Wisconsin Republican Senator Ron Johnson was one of many senators who decided not to hold the traditional ‘town hall’ meeting in the congressional recess in February this year. Indeed, he sent one Vietnam veteran constituent a ‘cease and desist’ letter to stop him from asking the senator to do so. Republican members of the upper chamber appear less than keen to meet their constituents nowadays.

What Cards Against Humanity did in response is to set up a site for people to pay $5 for a potato to be sent to Senator Johnson. Potatoes not unlike the one in the ‘Super Bowl’ ad. And on that potato is written one simple message: ‘Hold a town hall’.

All of a sudden, the fog of postmodern cynicism begins to fall away, revealing a meaningful act. It’s not just about breaking down the world into separate pieces anymore, it’s about using the pieces to build something new. A constructive force, not a deconstructive one. Trying to achieve something real. Was it pre-planned?
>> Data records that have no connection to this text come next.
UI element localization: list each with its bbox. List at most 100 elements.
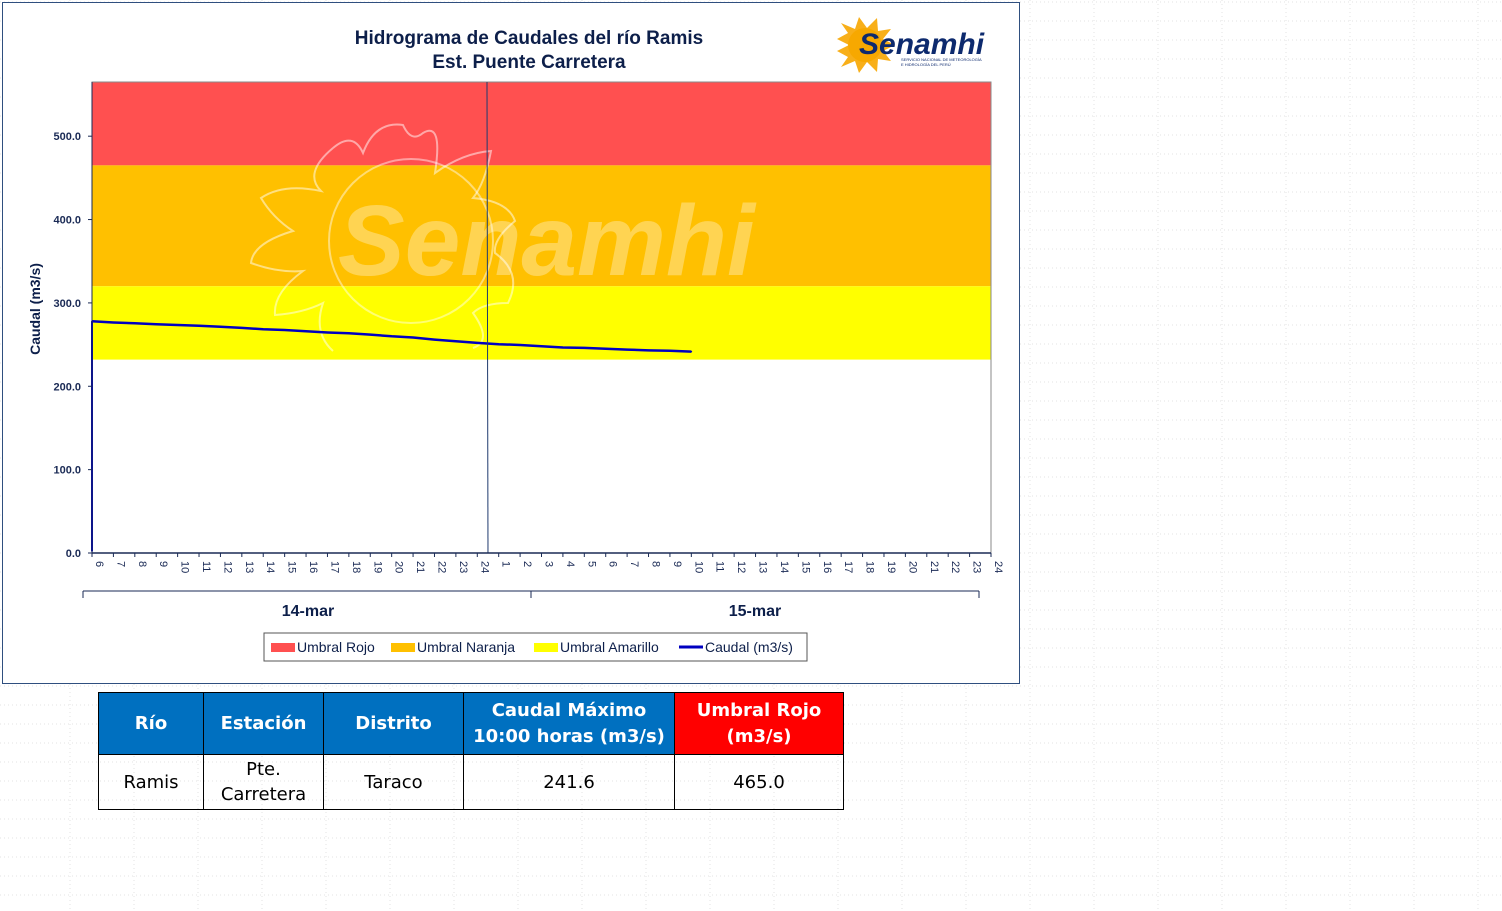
legend-swatch-rojo — [271, 643, 295, 652]
x-tick-label: 7 — [114, 561, 126, 567]
x-tick-label: 18 — [864, 561, 876, 573]
cell-estacion: Pte. Carretera — [203, 754, 324, 810]
x-tick-label: 15 — [799, 561, 811, 573]
caudal-point — [241, 327, 243, 329]
x-tick-label: 9 — [157, 561, 169, 567]
legend-label-amarillo: Umbral Amarillo — [560, 639, 659, 655]
y-tick-label: 400.0 — [53, 215, 81, 227]
caudal-point — [519, 344, 521, 346]
logo-wordmark: Senamhi — [859, 28, 985, 61]
x-tick-label: 16 — [307, 561, 319, 573]
cell-estacion-line2: Carretera — [220, 784, 307, 805]
x-tick-label: 9 — [671, 561, 683, 567]
x-tick-label: 2 — [521, 561, 533, 567]
y-tick-label: 200.0 — [53, 381, 81, 393]
band-umbral-amarillo — [92, 286, 991, 360]
x-tick-label: 1 — [500, 561, 512, 567]
header-distrito: Distrito — [323, 692, 464, 755]
x-tick-label: 18 — [350, 561, 362, 573]
legend-label-naranja: Umbral Naranja — [417, 639, 515, 655]
header-umbral-line2: (m3/s) — [726, 725, 792, 747]
logo-tagline-2: E HIDROLOGÍA DEL PERÚ — [901, 62, 951, 67]
threshold-bands — [91, 81, 992, 554]
caudal-point — [497, 343, 500, 346]
y-tick-label: 0.0 — [66, 548, 81, 560]
cell-distrito: Taraco — [323, 754, 464, 810]
caudal-point — [155, 323, 157, 326]
x-tick-label: 19 — [885, 561, 897, 573]
x-tick-label: 6 — [93, 561, 105, 567]
x-tick-label: 5 — [585, 561, 597, 567]
logo-tagline-1: SERVICIO NACIONAL DE METEOROLOGÍA — [901, 57, 982, 62]
x-tick-label: 8 — [650, 561, 662, 567]
y-axis-ticks: 0.0 100.0 200.0 300.0 400.0 500.0 — [53, 131, 92, 560]
chart-area[interactable]: Senamhi 0.0 100.0 200.0 300.0 400.0 500.0 6 7 8… — [2, 2, 1020, 684]
x-axis-ticks: 6 7 8 9 10 11 12 13 14 15 16 17 18 19 20 21 22 23 24 1 2 3 4 5 6… — [91, 553, 1004, 573]
caudal-point — [583, 347, 586, 349]
legend-swatch-amarillo — [534, 643, 558, 652]
caudal-point — [647, 349, 650, 352]
date-label-day1: 14-mar — [282, 603, 334, 620]
x-tick-label: 7 — [628, 561, 640, 567]
chart-subtitle: Est. Puente Carretera — [432, 52, 626, 73]
x-tick-label: 10 — [692, 561, 704, 573]
x-tick-label: 22 — [436, 561, 448, 573]
header-caudal-line2: 10:00 horas (m3/s) — [473, 725, 665, 747]
header-umbral-rojo: Umbral Rojo (m3/s) — [674, 692, 844, 755]
caudal-point — [562, 346, 564, 349]
day-separator-line — [486, 81, 489, 554]
caudal-point — [604, 348, 607, 350]
x-tick-label: 21 — [414, 561, 426, 573]
x-tick-label: 10 — [179, 561, 191, 573]
caudal-point — [305, 330, 307, 333]
legend-swatch-naranja — [391, 643, 415, 652]
x-tick-label: 11 — [200, 561, 212, 572]
date-label-day2: 15-mar — [729, 603, 781, 620]
caudal-point — [112, 321, 115, 324]
caudal-point — [219, 325, 222, 328]
table-row: Ramis Pte. Carretera Taraco 241.6 465.0 — [98, 754, 844, 810]
x-tick-label: 6 — [607, 561, 619, 567]
caudal-point — [283, 329, 286, 331]
y-tick-label: 500.0 — [53, 131, 81, 143]
x-tick-label: 3 — [543, 561, 555, 567]
senamhi-logo: Senamhi SERVICIO NACIONAL DE METEOROLOGÍ… — [837, 17, 985, 73]
summary-table: Río Estación Distrito Caudal Máximo 10:0… — [98, 692, 844, 810]
header-umbral-line1: Umbral Rojo — [696, 699, 822, 721]
caudal-point — [626, 348, 628, 351]
y-tick-label: 100.0 — [53, 465, 81, 477]
band-umbral-naranja — [92, 165, 991, 287]
caudal-point — [390, 335, 393, 338]
header-caudal-maximo: Caudal Máximo 10:00 horas (m3/s) — [463, 692, 675, 755]
cell-estacion-line1: Pte. — [246, 759, 281, 780]
cell-umbral-rojo: 465.0 — [674, 754, 844, 810]
cell-rio: Ramis — [98, 754, 204, 810]
band-umbral-rojo — [92, 82, 991, 166]
legend-label-caudal: Caudal (m3/s) — [705, 639, 793, 655]
x-tick-label: 19 — [371, 561, 383, 573]
caudal-point — [476, 342, 479, 344]
x-tick-label: 22 — [949, 561, 961, 573]
caudal-point — [176, 324, 179, 326]
caudal-point — [433, 338, 436, 341]
caudal-point — [369, 333, 372, 336]
header-caudal-line1: Caudal Máximo — [491, 699, 647, 721]
y-axis-title: Caudal (m3/s) — [27, 263, 43, 355]
caudal-point — [134, 322, 136, 325]
legend-label-rojo: Umbral Rojo — [297, 639, 375, 655]
watermark-text: Senamhi — [338, 185, 757, 297]
x-tick-label: 14 — [264, 561, 276, 573]
caudal-point — [198, 325, 200, 327]
x-tick-label: 12 — [735, 561, 747, 573]
x-tick-label: 17 — [329, 561, 341, 573]
x-tick-label: 15 — [286, 561, 298, 573]
x-tick-label: 23 — [457, 561, 469, 573]
x-tick-label: 17 — [842, 561, 854, 573]
caudal-point — [690, 350, 693, 353]
header-rio: Río — [98, 692, 204, 755]
x-tick-label: 13 — [757, 561, 769, 573]
caudal-point — [412, 336, 414, 339]
caudal-point — [455, 340, 457, 343]
caudal-point — [669, 350, 671, 352]
caudal-point — [326, 331, 329, 334]
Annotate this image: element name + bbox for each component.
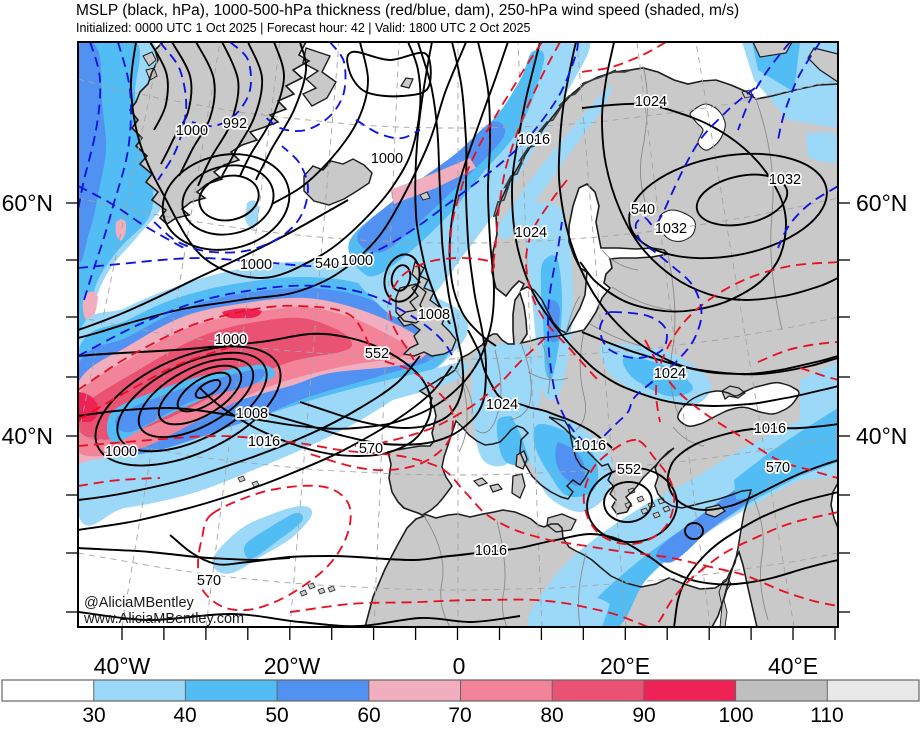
svg-text:20°W: 20°W xyxy=(264,653,321,679)
svg-text:992: 992 xyxy=(223,116,247,132)
svg-text:1016: 1016 xyxy=(754,421,786,437)
svg-text:1000: 1000 xyxy=(105,444,137,460)
svg-text:1008: 1008 xyxy=(236,406,268,422)
svg-text:1016: 1016 xyxy=(475,543,507,559)
svg-text:1024: 1024 xyxy=(654,366,686,382)
svg-text:80: 80 xyxy=(540,704,563,727)
svg-text:540: 540 xyxy=(315,256,339,272)
svg-text:1016: 1016 xyxy=(518,132,550,148)
svg-text:1032: 1032 xyxy=(769,172,801,188)
svg-text:1008: 1008 xyxy=(418,307,450,323)
svg-text:70: 70 xyxy=(448,704,471,727)
svg-text:552: 552 xyxy=(365,346,389,362)
svg-text:@AliciaMBentley: @AliciaMBentley xyxy=(84,595,195,611)
svg-text:20°E: 20°E xyxy=(600,653,650,679)
svg-text:40°N: 40°N xyxy=(856,423,907,449)
svg-text:0: 0 xyxy=(453,653,466,679)
svg-text:110: 110 xyxy=(810,704,843,727)
svg-text:1000: 1000 xyxy=(215,332,247,348)
svg-text:1032: 1032 xyxy=(655,221,687,237)
svg-text:1000: 1000 xyxy=(341,253,373,269)
svg-text:540: 540 xyxy=(631,202,655,218)
svg-text:60: 60 xyxy=(357,704,380,727)
svg-text:552: 552 xyxy=(617,462,641,478)
svg-text:40°W: 40°W xyxy=(94,653,151,679)
svg-text:1024: 1024 xyxy=(635,94,667,110)
svg-text:50: 50 xyxy=(265,704,288,727)
svg-text:1000: 1000 xyxy=(240,257,272,273)
svg-text:1000: 1000 xyxy=(176,123,208,139)
svg-text:1016: 1016 xyxy=(574,438,606,454)
svg-text:1024: 1024 xyxy=(486,397,518,413)
svg-text:www.AliciaMBentley.com: www.AliciaMBentley.com xyxy=(83,611,244,627)
svg-text:1024: 1024 xyxy=(515,225,547,241)
svg-text:100: 100 xyxy=(718,704,753,727)
svg-text:1016: 1016 xyxy=(248,434,280,450)
svg-text:60°N: 60°N xyxy=(2,190,53,216)
svg-text:60°N: 60°N xyxy=(856,190,907,216)
svg-text:570: 570 xyxy=(197,573,221,589)
svg-text:570: 570 xyxy=(766,460,790,476)
svg-text:30: 30 xyxy=(82,704,105,727)
svg-text:40°N: 40°N xyxy=(2,423,53,449)
svg-text:40°E: 40°E xyxy=(768,653,818,679)
svg-text:90: 90 xyxy=(632,704,655,727)
svg-text:1000: 1000 xyxy=(371,151,403,167)
svg-text:570: 570 xyxy=(359,441,383,457)
svg-text:40: 40 xyxy=(173,704,196,727)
Brands start playing the political game

Maybe, maybe not, but I don’t think it matters either way. What it does show quite clearly is the character of the company behind the act, premeditated or otherwise. And if you start looking at the other, bigger Super Bowl ads that played out that night, you start to sense that there are brands trying to protest in their own way. They’re not as openly confrontational and they largely fail to move beyond a naive 20th century ‘wholesome’ inclusivity. But it’s a learning process, and there’s certainly something stirring that makes you think this goes beyond the standard opportunistic operating patterns.

READ MORE: How the Trump era is shaping this year’s Super Bowl ads

Perhaps the moment that the world’s worst self-tanning commercial walked over the threshold of the White House meant that, instantly, every company was politicised in a way they just hadn’t realised yet.

Businesses which had assiduously, steadfastly stayed away from any overt political connections found themselves playing that game. If not yet activists, a lot of companies have suddenly realised that they must be more active in this world. If this is the moment that marketing could become something else, it’s because the culture has changed. That thin veneer of values, words and images won’t cut it anymore.

It’s time to ask yourself this; what else can we use these tools to build? What do we contribute to society to make sure we have a future that everyone can thrive in? What can we make that’s sincere, genuine, something really worth getting up for in the morning?

It’s also time to properly understand how we help put things back together again. If you want engaged advocates, highly-engaged employees, committed shareholders and evangelical customers, then you must build (or rebuild) a company worth believing in, working for, investing in or buying from. This might just be your moment to start that.